An example showing subspace of compact space is not compact.

Question

I had to give an example showing subspace of compact space is not compact.
For this I first picked example of compact space from the book Topology by James R. Munkres section 26, solved example 2.

$X= \{0\}\cup\{\frac{1}{n} | n\in \mathbb N \}$.
This space $X$ is compact space as subspace of $\mathbb R$. Now Let,
$Y= \{\frac{1}{n}\mid n\in \mathbb N\}$
I claim that $Y$ is not compact as subspace of $X$. To show this I used the fact that if $Y$ is subspace of $X$ then $Y$ is compact iff every covering of $Y$ by sets open in $X$ contains a finite subcollection covering $Y$.
First I showed that each singleton set $\{\frac{1}{k} \}$ is open in $X$.
Then, $Y=\bigcup_{k=1}^{\infty} \{\frac{1}{k} \}$
So, this collection is open cover of $Y$ by sets open in $X$.
Hence, by above fact if $Y$ is compact then there exist a finite subcollection of above singleton sets. But, this is not possible because, if such finite subcollection exist then $Y$ would be finite but, $Y$ is infact infinite set.
So, we conclude that $Y$ is not compact set.

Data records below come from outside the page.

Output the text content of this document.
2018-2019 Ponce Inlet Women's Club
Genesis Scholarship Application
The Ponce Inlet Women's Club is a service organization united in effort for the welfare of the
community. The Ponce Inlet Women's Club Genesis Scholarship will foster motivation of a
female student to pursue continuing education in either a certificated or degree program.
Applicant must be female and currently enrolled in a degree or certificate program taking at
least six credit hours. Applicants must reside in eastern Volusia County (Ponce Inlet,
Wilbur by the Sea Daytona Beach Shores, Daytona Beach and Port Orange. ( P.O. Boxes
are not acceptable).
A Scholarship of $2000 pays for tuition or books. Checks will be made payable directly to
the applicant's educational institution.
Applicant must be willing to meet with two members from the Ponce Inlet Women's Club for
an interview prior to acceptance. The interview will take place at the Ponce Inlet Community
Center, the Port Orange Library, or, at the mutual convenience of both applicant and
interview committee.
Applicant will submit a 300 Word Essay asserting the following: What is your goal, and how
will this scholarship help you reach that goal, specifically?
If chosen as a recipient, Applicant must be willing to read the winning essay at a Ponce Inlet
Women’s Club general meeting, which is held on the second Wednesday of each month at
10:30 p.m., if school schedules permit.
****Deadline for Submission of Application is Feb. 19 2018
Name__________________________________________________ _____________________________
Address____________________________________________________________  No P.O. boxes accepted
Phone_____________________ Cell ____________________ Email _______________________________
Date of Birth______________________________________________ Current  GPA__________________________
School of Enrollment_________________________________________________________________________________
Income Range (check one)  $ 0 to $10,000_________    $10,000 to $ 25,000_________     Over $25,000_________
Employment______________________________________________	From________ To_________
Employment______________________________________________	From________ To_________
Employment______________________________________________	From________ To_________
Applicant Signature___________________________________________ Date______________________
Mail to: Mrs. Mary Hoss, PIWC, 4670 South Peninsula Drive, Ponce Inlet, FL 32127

Is my solution is correct? If not, then please tell me corrections.

Answer 1

This is a correct solution.

In general, as long as you pick a closed and bounded subset of $\mathbb{R}^n$ (such as a closed ball), and take a non-closed subset (e.g open ball), it satisfies the requirements of the question. Your example is similar.